The legitimacy of the entire political system in Russia rests on Putin as a person. The message put out by the government is that no one but him can do the job, but sooner or later he will have to go. What then? This dilemma is described in the poignant book, ‘The Putin Predicament’, by Professor Bo Petersson, who has answered some pertinent questions on the issue.

Is it Putin’s predicament, or is Putin the predicament?

“It is Putin himself who is the predicament. He is the bedrock of the regime and, at the same time, the regime’s basic problem as the legitimacy on which the whole regime rests lies with him. No other politician has that credibility, therefore no one in the establishment can replace Putin in a mid- or short-term perspective.

Why can no one replace Putin?

“He has never identified a ‘crown prince’. He has also never let anyone else take the stage. At some point, he has said that he has been thinking about the question of his successor since he took office in 2000, but apparently he has not come to any conclusion yet. Also, after last year's changes of the constitution, Putin can choose to remain until 2036, should his physical and political health so permit.”

What does legitimacy mean outside of the democratic system?

“The concept aims at having the government perceived as right and proper by the people. But, in authoritarian political systems it is not a matter of maintaining democratic ideals but of giving the people a certain degree of prosperity, stability, and order.”

How does Putin compare to historical Russian politicians?

“A large part of the basis for the myth-making around Putin is that he was the one who re-established Russia as a great power, began to act as befits a Russian leader, and made Russia respected and feared again. His predecessor’s, Boris Yeltsin, weakness became Putin's strength, out of the chaos under Yeltsin was born Putin's order. If it had not been for the turbulent years in the 1990s, there would have been no preconditions for Putin's long rule. The decade was marked by chaos, instability, and disarray, but was also the finest hour of Russian democracy. The latter aspect has unfortunately been forgotten today.”

Why is there such a longing for order and discipline in Russia?

“The myth of recurring Times of Trouble is strong in Russia. It is about times of instability that end with a strong leader uniting the people and throwing out invaders and imposters. The Yeltsin years have been pointed out in the Putin regime's rhetoric as the latest Time of Troubles. It is among other things, on this myth that he has built his capital of trust. The myth existed before Putin, but he has cleverly exploited it.”
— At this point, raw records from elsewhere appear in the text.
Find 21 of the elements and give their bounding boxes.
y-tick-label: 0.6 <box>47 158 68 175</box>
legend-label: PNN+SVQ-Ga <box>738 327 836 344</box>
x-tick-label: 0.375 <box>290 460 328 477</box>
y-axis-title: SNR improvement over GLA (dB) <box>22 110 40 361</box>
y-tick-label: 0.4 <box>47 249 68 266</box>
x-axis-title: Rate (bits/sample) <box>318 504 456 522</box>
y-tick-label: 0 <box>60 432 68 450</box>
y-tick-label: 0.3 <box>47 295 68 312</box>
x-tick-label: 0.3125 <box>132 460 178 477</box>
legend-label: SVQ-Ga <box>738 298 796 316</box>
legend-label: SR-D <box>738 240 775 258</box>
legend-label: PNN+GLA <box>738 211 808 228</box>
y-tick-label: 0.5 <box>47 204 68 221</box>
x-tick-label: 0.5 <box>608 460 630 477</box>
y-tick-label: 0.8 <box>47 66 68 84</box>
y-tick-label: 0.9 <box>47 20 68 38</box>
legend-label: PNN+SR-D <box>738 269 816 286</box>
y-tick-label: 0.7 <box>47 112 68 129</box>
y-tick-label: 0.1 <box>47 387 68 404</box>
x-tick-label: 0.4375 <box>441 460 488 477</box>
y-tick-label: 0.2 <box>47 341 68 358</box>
How has the pandemic affected Putin?

The notion of Putin as a good contemporary tsar and a man who gets things done has taken a hit. When he does not show himself but hides in his bunker attending Zoom-meetings, the dynamics will not be the same. The opposition leader Alexei Navalny mercilessly exploited the discrepancy in his communications, not least from the courtroom. The contrast between the young and dynamic Navalny makes Putin look like the old man that he essentially is.”

Has this taken a toll on his credibility?

“In April and May 2020, Putin’s credibility ratings sank to a record low. At the time, 59 percent expressed approval for the president in polls. These are high figures compared to the United States and France, but at the same time critics are less likely to speak freely and the response rate is low. The changes over time are interesting to study. Putin had really high numbers, up to 90 per cent, for several years after the annexation of Crimea.”

Is Navalny a threat to Putin’s presidency?

Navalny is in a detention centre and his organisation banned and broken by the authorities. Right now, the opposition is in ruins and Navalny as a political figure is largely neutralized. But the strong criticism he has formulated will live on in society and grow stronger sometime again, not least as Putin grows older and more tired.

Putin turns 70 next year. What will happen when he leaves office?

“A new political force is needed that can offer the charismatic legitimacy that Putin has had but is now beginning to lose. If such a person does not appear, the regime will probably have  to use increased repression  to maintain the system.”